Quem sofre mais por conta de políticas econômicas equivocadas sempre são os mais pobres.

Ao longo da minha trajetória como economista no setor público, aprendi uma lição fundamental: não existe política social sustentável sem responsabilidade fiscal. Ignorar essa realidade pode gerar ganhos políticos de curto prazo, mas cobra um preço alto no futuro — especialmente dos mais pobres.

O que vemos hoje na condução da política econômica do governo é a repetição de erros já conhecidos. Há uma clara substituição de reformas estruturais por aumento de impostos, expansão de gastos e discursos que tratam o mercado como inimigo. Essa combinação nunca funcionou no Brasil — e não funcionará agora.

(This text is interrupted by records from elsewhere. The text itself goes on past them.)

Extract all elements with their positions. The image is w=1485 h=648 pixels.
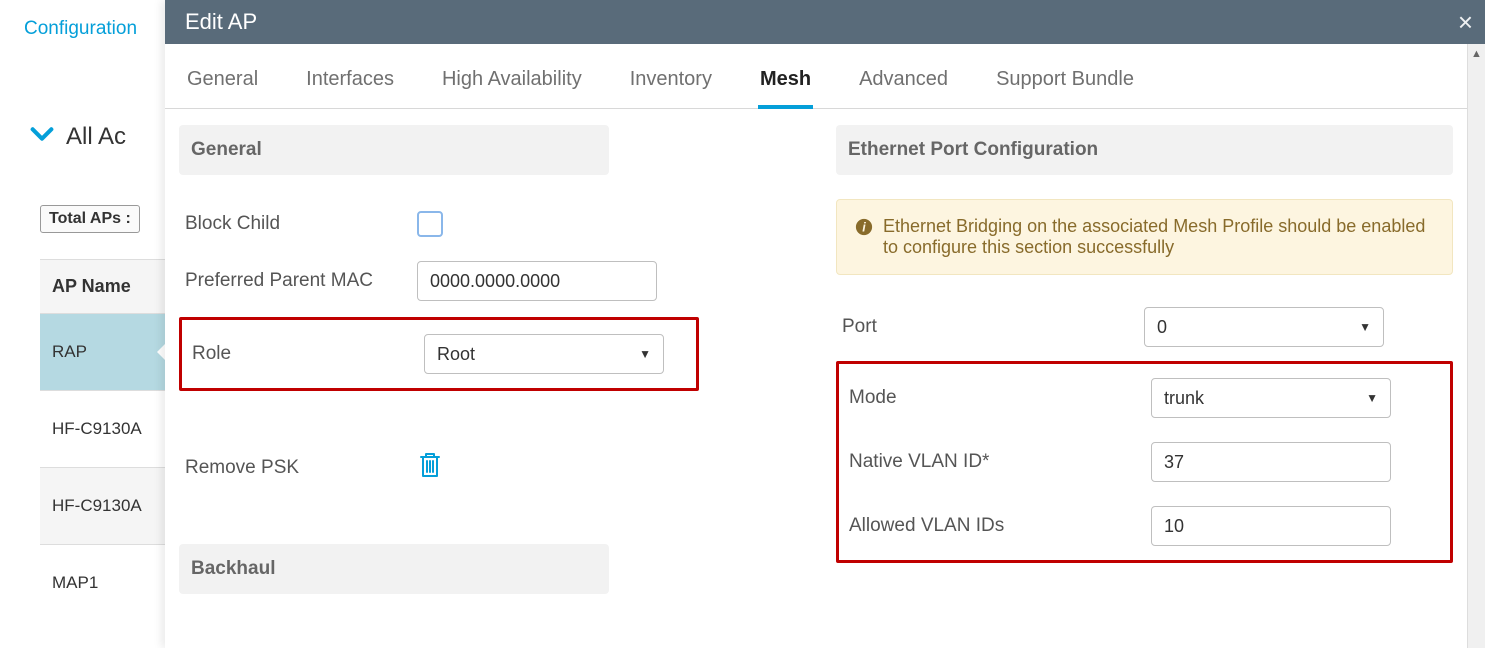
role-highlight-box: Role Root ▼ [179, 317, 699, 391]
scroll-up-icon[interactable]: ▲ [1471, 48, 1482, 60]
block-child-checkbox[interactable] [417, 211, 443, 237]
field-role: Role Root ▼ [186, 322, 692, 386]
section-header-general: General [179, 125, 609, 175]
allowed-vlan-input[interactable] [1151, 506, 1391, 546]
panel-header: Edit AP × [165, 0, 1485, 44]
chevron-down-icon[interactable] [28, 120, 56, 153]
mode-select-value: trunk [1164, 388, 1204, 409]
port-select[interactable]: 0 ▼ [1144, 307, 1384, 347]
ethernet-column: Ethernet Port Configuration i Ethernet B… [836, 125, 1453, 618]
field-remove-psk: Remove PSK [179, 439, 796, 496]
tab-bar: General Interfaces High Availability Inv… [165, 44, 1467, 109]
preferred-parent-mac-label: Preferred Parent MAC [185, 270, 405, 292]
svg-text:i: i [862, 221, 866, 235]
table-row[interactable]: HF-C9130A [40, 390, 170, 467]
role-label: Role [192, 343, 412, 365]
chevron-down-icon: ▼ [1366, 391, 1378, 405]
section-header-ethernet: Ethernet Port Configuration [836, 125, 1453, 175]
table-row[interactable]: HF-C9130A [40, 467, 170, 544]
field-preferred-parent-mac: Preferred Parent MAC [179, 249, 796, 313]
section-header-backhaul: Backhaul [179, 544, 609, 594]
edit-ap-panel: Edit AP × General Interfaces High Availa… [165, 0, 1485, 648]
page-title: All Ac [66, 123, 126, 151]
tab-advanced[interactable]: Advanced [857, 68, 950, 108]
tab-interfaces[interactable]: Interfaces [304, 68, 396, 108]
tab-general[interactable]: General [185, 68, 260, 108]
mode-label: Mode [849, 387, 1139, 409]
breadcrumb[interactable]: Configuration [0, 0, 170, 40]
native-vlan-input[interactable] [1151, 442, 1391, 482]
column-header-ap-name[interactable]: AP Name [40, 259, 170, 313]
field-native-vlan: Native VLAN ID* [843, 430, 1446, 494]
close-icon[interactable]: × [1458, 7, 1473, 38]
info-icon: i [855, 218, 873, 241]
block-child-label: Block Child [185, 213, 405, 235]
tab-high-availability[interactable]: High Availability [440, 68, 584, 108]
role-select-value: Root [437, 344, 475, 365]
trash-icon[interactable] [417, 451, 443, 484]
tab-inventory[interactable]: Inventory [628, 68, 714, 108]
remove-psk-label: Remove PSK [185, 457, 405, 479]
tab-support-bundle[interactable]: Support Bundle [994, 68, 1136, 108]
native-vlan-label: Native VLAN ID* [849, 451, 1139, 473]
allowed-vlan-label: Allowed VLAN IDs [849, 515, 1139, 537]
field-port: Port 0 ▼ [836, 295, 1453, 359]
vlan-highlight-box: Mode trunk ▼ Native VLAN ID* Allowed VLA… [836, 361, 1453, 563]
section-header: All Ac [0, 40, 170, 153]
mode-select[interactable]: trunk ▼ [1151, 378, 1391, 418]
total-aps-filter[interactable]: Total APs : [40, 205, 140, 233]
tab-mesh[interactable]: Mesh [758, 68, 813, 109]
chevron-down-icon: ▼ [1359, 320, 1371, 334]
ethernet-info-text: Ethernet Bridging on the associated Mesh… [883, 216, 1434, 258]
scrollbar[interactable]: ▲ [1467, 44, 1485, 648]
table-row[interactable]: RAP [40, 313, 170, 390]
field-mode: Mode trunk ▼ [843, 366, 1446, 430]
table-row[interactable]: MAP1 [40, 544, 170, 621]
role-select[interactable]: Root ▼ [424, 334, 664, 374]
ethernet-info-banner: i Ethernet Bridging on the associated Me… [836, 199, 1453, 275]
chevron-down-icon: ▼ [639, 347, 651, 361]
background-page: Configuration All Ac Total APs : AP Name… [0, 0, 170, 648]
field-block-child: Block Child [179, 199, 796, 249]
field-allowed-vlan: Allowed VLAN IDs [843, 494, 1446, 558]
panel-title: Edit AP [185, 9, 257, 35]
port-label: Port [842, 316, 1132, 338]
preferred-parent-mac-input[interactable] [417, 261, 657, 301]
port-select-value: 0 [1157, 317, 1167, 338]
general-column: General Block Child Preferred Parent MAC… [179, 125, 796, 618]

Gastar mais não é governar melhor. Crescimento duradouro vem de produtividade, investimento e confiança. Quando o Estado cresce sem limites, alguém paga a conta — e essa conta aparece na forma de inflação, juros altos e desemprego.

A obsessão arrecadatória, travestida de “justiça fiscal”, é, na prática, um desestímulo direto ao investimento privado. Empresários e trabalhadores precisam de previsibilidade. O que se oferece hoje é insegurança jurídica, regras fiscais maleáveis e um discurso hostil ao capital.

Defendo um Estado forte onde ele é insubstituível: educação de qualidade, segurança jurídica, redes de proteção social bem desenhadas e um ambiente propício à inovação. O Estado não deve escolher campeões nacionais nem manipular preços e crédito.

Nenhum país cresce de forma consistente sem uma âncora fiscal crível. Flexibilizar regras e tratar o equilíbrio das contas públicas como detalhe técnico é uma irresponsabilidade.

O Brasil precisa avançar em reformas microeconômicas, melhorar o ambiente de negócios, reduzir burocracias e preparar sua força de trabalho para a revolução tecnológica.

A economia não responde a discursos, mas a incentivos. Sem reformas, disciplina fiscal e compromisso com o longo prazo, continuaremos presos ao ciclo de baixo crescimento e frustração social.